Fortunately, the best way to break the perpetual cycle of outlandish expectations and subsequent self-shaming is to bring it into the light. I started talking to my husband, fellow moms, and co-workers about how I was feeling. I hated being vulnerable and showing weakness, but I couldn’t carry the burden of my critical thoughts alone anymore. It was a sink or swim moment, and I had to survive. I was amazed at the response I received. More often than not, the moms mirrored exactly how I was feeling. They told me about situations where they had felt “less than” or had messed up, and it enabled us to laugh and revel in the mutual suffering of early motherhood. In hearing their stories and sharing my experience, I realized I wasn’t alone. Everyone had these feelings, especially the new mothers. Through those simple, albeit vulnerable, conversations, I had been thrown a lifeline and I realized I had been thinking about my role and responsibility as a mother all wrong.

Once I realized that my experience wasn’t unique, I could relax. I started to make self-care a priority in my life. I realized how damaging my casual relationship with exercise and healthy food had been since having my son, and I made a conscious decision to make health and self-respect the priority. Now I tell all my friends who are expecting, and even those who aren’t, that when you have children it is even more important to take care of yourself. The emphasis you place on your own physical, mental, and spiritual well-being directly impacts your children. As parents we are the first example of how a healthy, happy, human being should exist in the world, and owe it to them and ourselves, to be an example of self-love so that they can embody that mindset too.

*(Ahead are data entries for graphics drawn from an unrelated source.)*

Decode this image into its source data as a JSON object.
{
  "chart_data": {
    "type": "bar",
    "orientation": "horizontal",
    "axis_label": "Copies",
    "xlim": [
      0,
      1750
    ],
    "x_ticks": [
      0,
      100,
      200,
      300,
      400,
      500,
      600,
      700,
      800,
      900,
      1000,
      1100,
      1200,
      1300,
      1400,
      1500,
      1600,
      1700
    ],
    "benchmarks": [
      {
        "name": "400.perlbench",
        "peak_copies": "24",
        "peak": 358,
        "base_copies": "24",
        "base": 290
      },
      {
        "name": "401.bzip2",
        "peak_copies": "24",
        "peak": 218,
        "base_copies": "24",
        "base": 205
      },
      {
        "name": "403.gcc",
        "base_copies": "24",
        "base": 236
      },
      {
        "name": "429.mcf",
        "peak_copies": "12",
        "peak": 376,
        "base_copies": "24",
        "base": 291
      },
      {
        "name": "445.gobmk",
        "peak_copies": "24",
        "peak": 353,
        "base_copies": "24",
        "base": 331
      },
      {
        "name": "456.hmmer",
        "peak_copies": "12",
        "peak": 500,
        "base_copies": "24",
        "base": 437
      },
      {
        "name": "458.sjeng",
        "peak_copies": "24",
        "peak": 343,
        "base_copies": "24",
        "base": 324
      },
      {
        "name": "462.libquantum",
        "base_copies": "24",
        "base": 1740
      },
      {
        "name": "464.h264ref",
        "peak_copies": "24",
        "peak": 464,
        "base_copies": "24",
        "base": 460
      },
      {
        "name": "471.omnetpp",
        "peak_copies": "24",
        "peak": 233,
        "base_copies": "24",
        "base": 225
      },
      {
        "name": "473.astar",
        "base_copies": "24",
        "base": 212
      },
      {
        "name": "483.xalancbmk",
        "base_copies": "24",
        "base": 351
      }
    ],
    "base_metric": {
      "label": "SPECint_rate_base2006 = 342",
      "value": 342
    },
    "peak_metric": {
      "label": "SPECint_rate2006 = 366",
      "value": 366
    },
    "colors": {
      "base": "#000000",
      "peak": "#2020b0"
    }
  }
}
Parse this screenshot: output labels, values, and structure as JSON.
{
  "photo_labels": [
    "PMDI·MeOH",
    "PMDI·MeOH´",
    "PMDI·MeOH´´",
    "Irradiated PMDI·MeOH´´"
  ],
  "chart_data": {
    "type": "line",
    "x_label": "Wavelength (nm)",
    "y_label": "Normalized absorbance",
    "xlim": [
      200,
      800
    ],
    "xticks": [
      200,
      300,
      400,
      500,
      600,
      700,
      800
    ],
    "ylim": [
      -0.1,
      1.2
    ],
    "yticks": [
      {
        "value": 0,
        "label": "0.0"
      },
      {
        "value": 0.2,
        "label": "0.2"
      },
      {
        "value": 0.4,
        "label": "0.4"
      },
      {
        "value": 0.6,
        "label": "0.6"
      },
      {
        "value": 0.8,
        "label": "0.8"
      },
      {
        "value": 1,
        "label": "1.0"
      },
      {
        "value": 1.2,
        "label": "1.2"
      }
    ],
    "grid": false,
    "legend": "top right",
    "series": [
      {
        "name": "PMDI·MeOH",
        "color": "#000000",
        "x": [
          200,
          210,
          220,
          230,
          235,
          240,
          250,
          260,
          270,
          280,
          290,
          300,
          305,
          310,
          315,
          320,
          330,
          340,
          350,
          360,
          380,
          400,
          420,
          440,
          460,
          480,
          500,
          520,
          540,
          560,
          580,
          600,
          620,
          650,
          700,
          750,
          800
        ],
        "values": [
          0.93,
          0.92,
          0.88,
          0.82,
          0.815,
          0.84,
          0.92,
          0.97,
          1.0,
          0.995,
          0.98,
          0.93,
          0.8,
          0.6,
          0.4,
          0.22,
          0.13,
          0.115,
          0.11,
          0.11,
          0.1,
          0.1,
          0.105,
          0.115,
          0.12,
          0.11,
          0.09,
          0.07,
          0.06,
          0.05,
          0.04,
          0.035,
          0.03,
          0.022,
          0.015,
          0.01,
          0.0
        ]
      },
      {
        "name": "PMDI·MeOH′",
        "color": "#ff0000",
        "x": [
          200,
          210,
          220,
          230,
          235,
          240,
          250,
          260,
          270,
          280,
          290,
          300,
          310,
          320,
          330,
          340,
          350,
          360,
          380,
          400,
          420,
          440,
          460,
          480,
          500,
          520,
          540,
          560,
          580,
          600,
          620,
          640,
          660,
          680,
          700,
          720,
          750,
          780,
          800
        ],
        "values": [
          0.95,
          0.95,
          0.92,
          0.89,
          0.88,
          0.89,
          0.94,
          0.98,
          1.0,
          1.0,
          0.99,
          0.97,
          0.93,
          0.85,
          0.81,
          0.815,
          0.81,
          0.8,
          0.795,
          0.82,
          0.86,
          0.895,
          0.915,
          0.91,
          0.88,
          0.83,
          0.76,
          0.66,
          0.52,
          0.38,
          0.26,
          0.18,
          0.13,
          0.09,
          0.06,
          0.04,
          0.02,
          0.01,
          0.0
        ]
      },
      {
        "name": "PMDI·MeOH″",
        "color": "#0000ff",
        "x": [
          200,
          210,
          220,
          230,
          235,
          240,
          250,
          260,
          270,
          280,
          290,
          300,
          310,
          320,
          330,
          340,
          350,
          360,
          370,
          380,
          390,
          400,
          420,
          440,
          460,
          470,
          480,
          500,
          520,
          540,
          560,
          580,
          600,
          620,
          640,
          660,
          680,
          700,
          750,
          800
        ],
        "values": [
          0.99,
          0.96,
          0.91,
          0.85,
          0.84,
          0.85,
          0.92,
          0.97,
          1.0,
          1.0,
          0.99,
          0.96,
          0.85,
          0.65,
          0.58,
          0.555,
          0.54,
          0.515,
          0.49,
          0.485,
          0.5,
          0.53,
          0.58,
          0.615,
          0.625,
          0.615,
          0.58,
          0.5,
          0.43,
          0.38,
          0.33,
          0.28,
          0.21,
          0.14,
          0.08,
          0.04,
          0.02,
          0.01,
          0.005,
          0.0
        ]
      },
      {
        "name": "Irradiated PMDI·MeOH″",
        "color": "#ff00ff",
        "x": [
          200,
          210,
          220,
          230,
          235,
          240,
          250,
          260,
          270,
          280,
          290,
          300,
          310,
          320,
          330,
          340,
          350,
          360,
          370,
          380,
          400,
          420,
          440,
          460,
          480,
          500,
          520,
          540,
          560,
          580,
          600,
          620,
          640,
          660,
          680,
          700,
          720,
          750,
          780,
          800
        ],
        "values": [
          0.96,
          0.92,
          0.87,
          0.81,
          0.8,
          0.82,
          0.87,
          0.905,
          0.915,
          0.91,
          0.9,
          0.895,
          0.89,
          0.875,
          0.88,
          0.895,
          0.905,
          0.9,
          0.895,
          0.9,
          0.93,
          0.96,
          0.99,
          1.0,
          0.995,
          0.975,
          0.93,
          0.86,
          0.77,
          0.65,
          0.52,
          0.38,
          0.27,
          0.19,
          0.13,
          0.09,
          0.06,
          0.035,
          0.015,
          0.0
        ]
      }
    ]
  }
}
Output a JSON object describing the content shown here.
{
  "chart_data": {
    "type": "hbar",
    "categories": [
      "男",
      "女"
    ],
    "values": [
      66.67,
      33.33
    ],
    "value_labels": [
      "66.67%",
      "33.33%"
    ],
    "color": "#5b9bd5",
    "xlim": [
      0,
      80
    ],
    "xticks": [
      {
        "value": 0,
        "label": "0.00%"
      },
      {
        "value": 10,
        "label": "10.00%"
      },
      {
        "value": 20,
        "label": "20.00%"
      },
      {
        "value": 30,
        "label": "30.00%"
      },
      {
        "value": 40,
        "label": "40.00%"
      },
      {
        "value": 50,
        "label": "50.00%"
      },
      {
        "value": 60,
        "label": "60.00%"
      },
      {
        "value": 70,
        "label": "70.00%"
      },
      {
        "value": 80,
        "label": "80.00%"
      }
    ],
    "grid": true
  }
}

Five years after that first tearful session with my son looking up at me from the bath, healthy habits have developed into a mindset and way of being. I realized how important my health and sanity was for my family, and I was never going back to that role of martyr and self-doubter. I was going to be selfish and carve out time for myself to workout, read, meditate, and just be without feeling guilty or shameful about it. Then I would return to the fold, rejuvenated, reenergized, and truly present. I brought the breath of fresh air I had just received into every action and conversation with the boys, and my happiness was contagious. They benefited directly from the space I had taken for myself, and learned that it was normal for mom to not always be immediately available for every need they had. My relationship with my husband has grown even stronger too, as I rely on him to help provide me the ability to take care of myself, while not having to worry about the boys. And I do the same for him when he needs space. His choices for self-care include ice hockey, cooking unobstructed, or sometimes just listening to music.

It may seem like a tall order at first to make the switch, but I have found that if you are consistent in your healthy habits, you really will become what you practice. My husband loves to say that personal growth is the hardest things anyone can do–and I agree. To truly change and elevate yourself to a higher level, it takes a breach from hardwired, second-nature tendencies and such a deviation takes serious dedication. But if you see, as I did, that your selfishness is for the good of the entire family, and you are consistent in your efforts of self-care–positive life changes can and will happen, and your family will thank you.